Thomas Manton (1620–1677) on the Justice of Eternal Torment

Object. 3. How can it stand with his justice to punish a temporary act with eternal torment or punishment?

Ans. 1. We are finite creatures, and so not fit judges of the nature of an offence against God; the lawgiver best knoweth the merit of sin, which is the transgression of the law. The majesty against which they sin is infinite; the authority of God is enough, and his will the highest reason. A jeweller best knoweth the price of a jewel, and an artist in a picture or sculpture can best judge of the errors of it.

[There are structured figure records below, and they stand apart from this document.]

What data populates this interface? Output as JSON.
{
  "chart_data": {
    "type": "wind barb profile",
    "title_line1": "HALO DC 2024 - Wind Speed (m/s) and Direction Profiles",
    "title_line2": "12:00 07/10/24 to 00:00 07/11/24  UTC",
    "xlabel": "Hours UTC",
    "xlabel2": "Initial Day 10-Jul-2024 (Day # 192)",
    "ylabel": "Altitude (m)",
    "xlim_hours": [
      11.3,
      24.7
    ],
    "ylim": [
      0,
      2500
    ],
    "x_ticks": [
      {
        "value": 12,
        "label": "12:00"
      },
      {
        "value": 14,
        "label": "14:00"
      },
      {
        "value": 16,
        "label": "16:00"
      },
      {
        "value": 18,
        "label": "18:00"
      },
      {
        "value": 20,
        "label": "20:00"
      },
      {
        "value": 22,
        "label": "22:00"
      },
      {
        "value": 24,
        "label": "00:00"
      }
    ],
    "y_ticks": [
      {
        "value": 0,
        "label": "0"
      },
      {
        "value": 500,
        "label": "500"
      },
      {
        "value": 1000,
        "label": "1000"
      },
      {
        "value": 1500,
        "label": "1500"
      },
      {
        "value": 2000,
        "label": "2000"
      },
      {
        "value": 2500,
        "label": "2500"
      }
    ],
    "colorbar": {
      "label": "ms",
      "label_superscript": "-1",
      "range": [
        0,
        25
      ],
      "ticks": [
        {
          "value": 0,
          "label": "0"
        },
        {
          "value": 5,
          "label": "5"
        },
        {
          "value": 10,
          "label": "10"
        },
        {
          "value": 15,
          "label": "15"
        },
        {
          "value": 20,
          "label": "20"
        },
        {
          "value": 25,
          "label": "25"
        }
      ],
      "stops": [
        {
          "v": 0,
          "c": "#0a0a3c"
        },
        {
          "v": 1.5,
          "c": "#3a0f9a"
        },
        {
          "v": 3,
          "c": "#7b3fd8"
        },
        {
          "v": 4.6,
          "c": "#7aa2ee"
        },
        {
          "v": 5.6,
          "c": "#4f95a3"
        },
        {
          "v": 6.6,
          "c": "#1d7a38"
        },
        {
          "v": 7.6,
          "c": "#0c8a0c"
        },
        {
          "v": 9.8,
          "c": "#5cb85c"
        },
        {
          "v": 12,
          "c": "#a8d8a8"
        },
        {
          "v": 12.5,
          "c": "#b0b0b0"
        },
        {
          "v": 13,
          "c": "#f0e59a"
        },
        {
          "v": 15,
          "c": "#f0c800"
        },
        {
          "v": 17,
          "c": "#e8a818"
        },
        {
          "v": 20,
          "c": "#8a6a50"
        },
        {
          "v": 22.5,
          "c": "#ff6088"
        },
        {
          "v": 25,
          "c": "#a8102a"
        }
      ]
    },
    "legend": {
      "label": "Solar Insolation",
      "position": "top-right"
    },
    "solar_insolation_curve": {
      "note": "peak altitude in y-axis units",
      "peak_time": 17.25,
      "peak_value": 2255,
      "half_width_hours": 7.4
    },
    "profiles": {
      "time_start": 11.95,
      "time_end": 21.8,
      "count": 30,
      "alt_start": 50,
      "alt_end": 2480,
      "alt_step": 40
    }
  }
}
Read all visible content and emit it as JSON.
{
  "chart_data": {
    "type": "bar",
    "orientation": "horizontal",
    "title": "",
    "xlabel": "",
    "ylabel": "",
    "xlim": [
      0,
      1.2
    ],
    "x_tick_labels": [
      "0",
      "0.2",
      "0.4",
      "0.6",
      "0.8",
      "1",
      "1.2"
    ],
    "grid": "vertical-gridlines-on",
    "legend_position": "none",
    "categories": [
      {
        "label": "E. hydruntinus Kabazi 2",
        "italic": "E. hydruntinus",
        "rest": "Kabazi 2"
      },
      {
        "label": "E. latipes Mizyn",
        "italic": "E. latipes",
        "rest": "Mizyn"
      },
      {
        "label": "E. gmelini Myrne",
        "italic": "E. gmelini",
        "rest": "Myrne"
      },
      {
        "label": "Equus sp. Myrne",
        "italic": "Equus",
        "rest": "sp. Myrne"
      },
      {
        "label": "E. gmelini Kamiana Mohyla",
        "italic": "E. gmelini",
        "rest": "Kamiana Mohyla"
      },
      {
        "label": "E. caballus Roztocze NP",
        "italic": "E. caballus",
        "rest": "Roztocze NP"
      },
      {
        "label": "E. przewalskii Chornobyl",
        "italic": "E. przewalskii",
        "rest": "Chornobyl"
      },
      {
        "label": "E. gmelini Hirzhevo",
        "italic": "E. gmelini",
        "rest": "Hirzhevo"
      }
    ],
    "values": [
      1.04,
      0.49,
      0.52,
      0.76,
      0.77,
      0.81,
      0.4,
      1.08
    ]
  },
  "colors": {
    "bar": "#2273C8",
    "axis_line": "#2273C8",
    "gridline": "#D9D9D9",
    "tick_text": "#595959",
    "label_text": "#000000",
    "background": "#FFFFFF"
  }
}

2. With man, offences of a quick execution meet with a long punishment, and the continuance of the penalty in no case is to be measured with the continuance of the act of sin. Scelus non temporis magnitudine, sed iniquitatis magnitudine metiendum est. Because man sinneth as long as he can, he sinneth in ceterno suo (as Aquinas), therefore he is punished in aeterno Dei. We would live for ever to sin for ever, and because men despise an eternal happiness, therefore do they justly suffer eternal torment; and their obligations to God being infinite, their punishment ariseth according to the excess of their obligations.
Thomas Manton, “Sermons on Matthew XXV,” in The Complete Works of Thomas Manton, D.D. (London: James Nisbet, 1872), 10:81–82.